What We Are Looking For
We are looking for an engineer who has shipped dependable production systems and is hungry to do it at the edge of what current agentic frameworks can do.
Core Qualifications
- →Senior Track Record: 8+ years building and operating production systems, including a stretch where you owned a major system or platform area end-to-end and were the engineer others came to for the hard problems.
- →Production Engineering Chops: You ship Python systems that other engineers want to extend; you write tests that catch real bugs; you have opinions about structure, dependency boundaries, and what belongs in a library versus an application.

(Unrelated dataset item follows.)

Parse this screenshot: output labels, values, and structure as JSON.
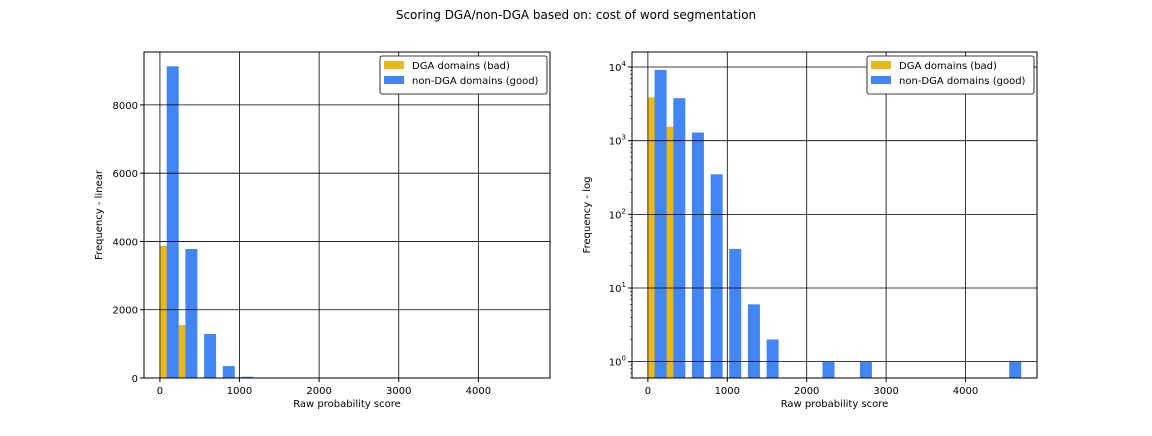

- →Hands-On with an Agentic Framework: Depth with at least one — Anthropic tool use, OpenAI Agents SDK, Pydantic AI, LangGraph, AutoGen, or equivalent — including its sharp edges, not just its happy path. We have no preference for which; we strongly prefer that you've been bitten by one.
- →Strong Opinions on Agent Architecture: When to use a single-context agent versus decompose into sub-agents. Where deterministic code beats prompting, and how to tell which before the third refactor. What a tool is, what a skill is, and where the line is.
- →Deployment Pipelines for ML/LLM Systems: Experience designing and operating rollout, gating, observability, on-call posture, and regression detection.
- →Comfort with Reliability Work: The unglamorous work that turns a flaky agent into a dependable one — async Python, structured outputs, retries with sensible idempotency, and the long tail of "why did this run produce a different answer."
- →Pragmatism About Prompts: A hard-won sense of what's prompt-tunable and what isn't. You've earned this opinion at least once.
Preferred Qualifications
- →Built or maintained an LLM evaluation harness in production.
- →Familiarity with retrieval / IR systems and the engineering of large-context pipelines.
- →Distributed-systems background — workflow engines (Temporal / Airflow / Prefect), queues, and observability stacks (OpenTelemetry, Datadog, Honeycomb).
- →Open-source contributions to agentic frameworks, eval tooling, or workflow orchestration.
Why Join Us
- →Architecture-Defining Work: The system you design becomes the substrate for everything we ship downstream.
- →Short Loop: Work directly with the Applied Scientist on instrumentation and with the founders on platform direction. Idea to production is days.
- →Real Ownership: Genuine ownership in a small, technically deep team. Your name will be on the system.
- →Foundational Space: The private knowledge layer will reshape how AI agents operate inside organizations; the engineering problems sit at the edge of what current agentic frameworks can do well.
Pavo is an equal opportunity employer. We celebrate diversity and are committed to creating an inclusive environment for all employees.